Prior to his work as a designer and teacher, Matt was a fellow in residence at the Stanford d.school, director of Stanford’s Sustainable Food Program, and an operations executive at both Attune Foods and Niman Ranch. Raised on a 10,000 acre conventional corn farm on the plains of Colorado, Matt's more formal degrees include a BA in Environmental Earth Science from Dartmouth College and an MBA from the Graduate School of Business at Stanford.
Chris Rudd is a human-centered designer, community organizer and youth worker with a passion for social justice. He’s worked with youth on the south and west sides of Chicago, challenging them to engage with their communities through activism and technology. Chris has helped youth from Chicago to the Bay Area design 8 civic apps, including Expunge.io.
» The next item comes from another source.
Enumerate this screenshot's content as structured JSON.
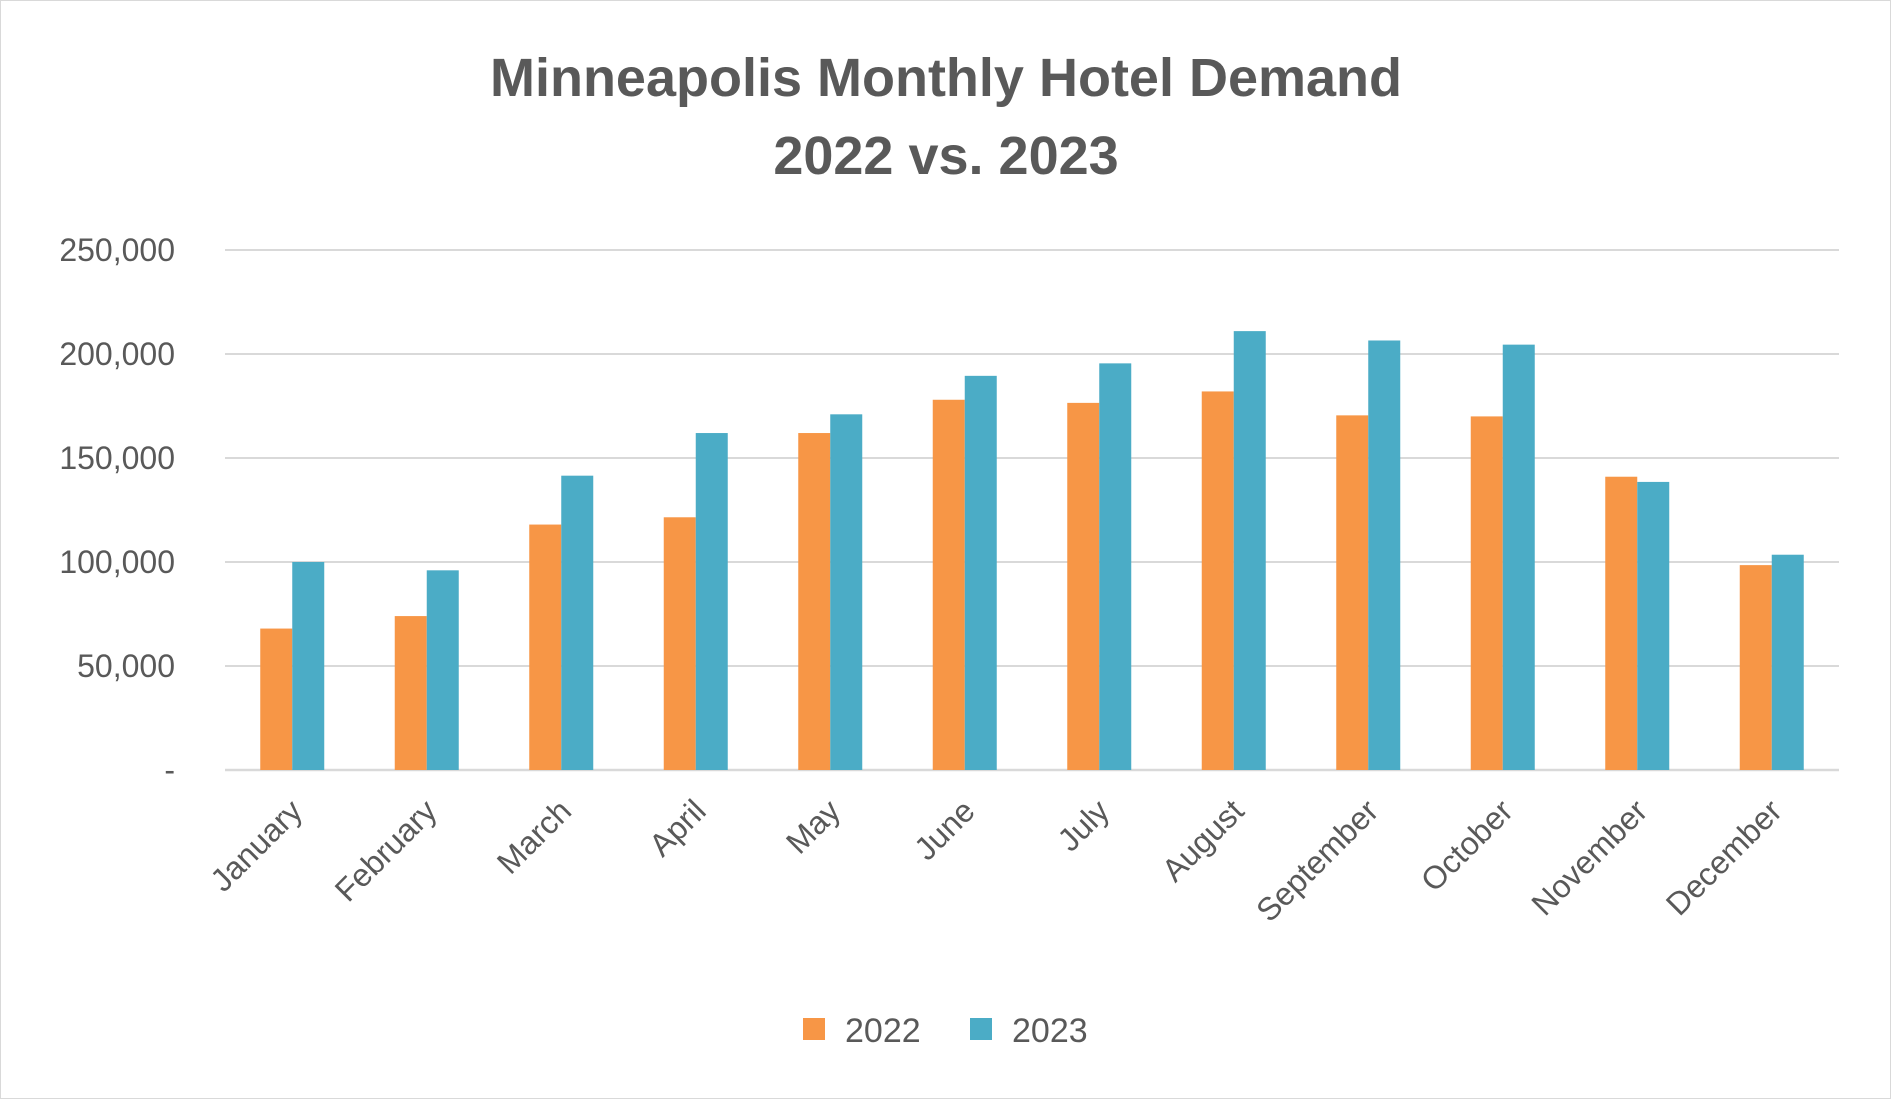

Chris completed a year-long fellowship at the Stanford Institute of Design (d.school). As a Civic Innovation Fellow Chris spent a year immersed in graduate courses learning, applying and honing his skills in the Human Centered Design methodology. During the fellowship, he designed a program, Youth Tech Design, for opportunity and "at-risk" youth that can further bridge the gap between young people and the tech sector and allow them to create solutions to their self-identified issues. Currently, Chris is working with the Illinois Institute of Technology Institute of Design and leading ChiByDesign.
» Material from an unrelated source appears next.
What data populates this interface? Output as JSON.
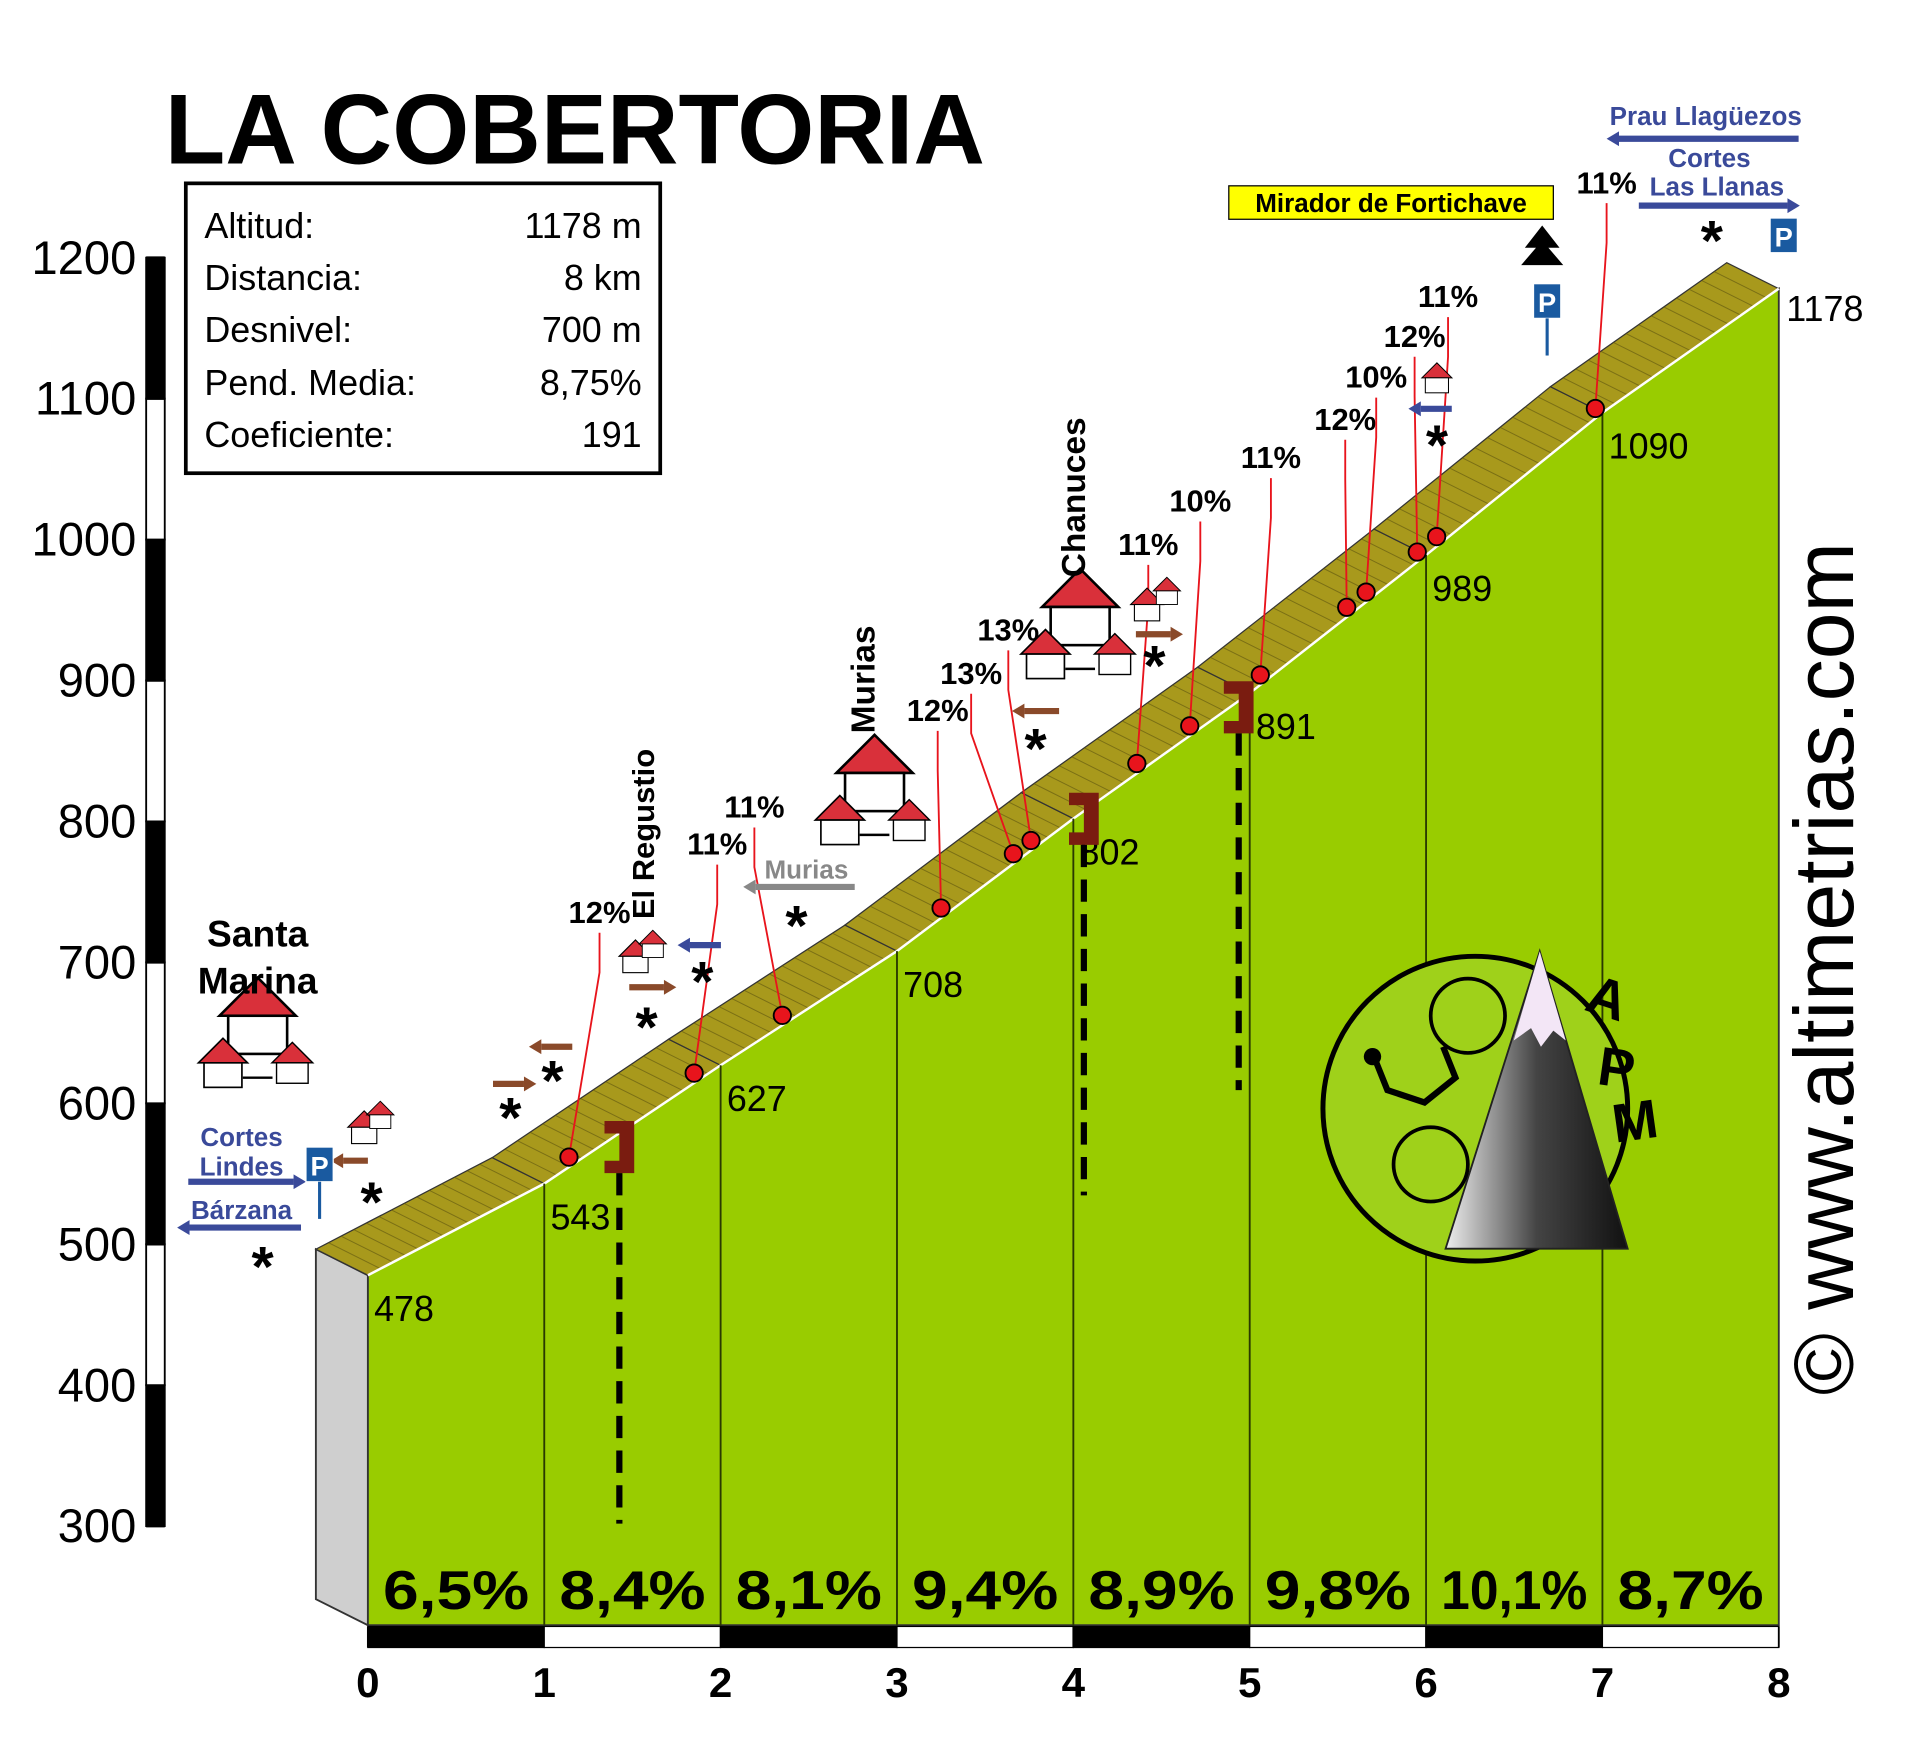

Sam Seidel is the Director of the Student Experience Lab at the Business Innovation Factory and author of Hip Hop Genius: Remixing High School Education (Rowman & Littlefield, 2011). Sam speaks internationally about innovative solutions to challenges facing schools, community organizations, and prisons. He is a passionate and experienced leader in education transformation.
Sam has taught in a variety of settings from first grade to community college. He has built and directed programs for young people affected by incarceration. As a consultant, Sam worked with leading national education organizations, including the Black Alliance for Educational Options, Big Picture Learning, and Jobs for the Future, as well as a spectrum of other clients on a diverse set of projects, ranging from redesigning a statewide juvenile justice system to working with the Rockefeller family to repeal the Rockefeller Drug Laws. Sam was the Director of Partnerships, Annual Reviews, and Student Leadership for the Association for High School Innovation, a national network of school developers and replicators funded by the Bill & Melinda Gates Foundation.
Sam graduated from Brown University with a degree in Education and a teaching certification. He was a Scholar-in-Residence at Columbia University's Institute for Urban and Minority Education, and a Community Fellow at the Rhode Island School of Design. He is always learning.
Amie serves as Civic Designer for the City of Seattle. She works on the Innovation & Performance Team at the Mayor's Office to bring design-based innovation expertise and creativity to the team's work. During her time at the City, she has worked across multiple social issues including civil rights, racial equity, youth and young adult homelessness, and affordability. She has spent the last decade helping start-ups, public sector and non-profit clients use human-centered design to fulfill their missions and to create a more kind and equitable world. Amie holds a B.F.A. from ArtCenter College of Design. Prior to working in government, she spent 3.5 years cycling through 40 countries and listening to people's stories.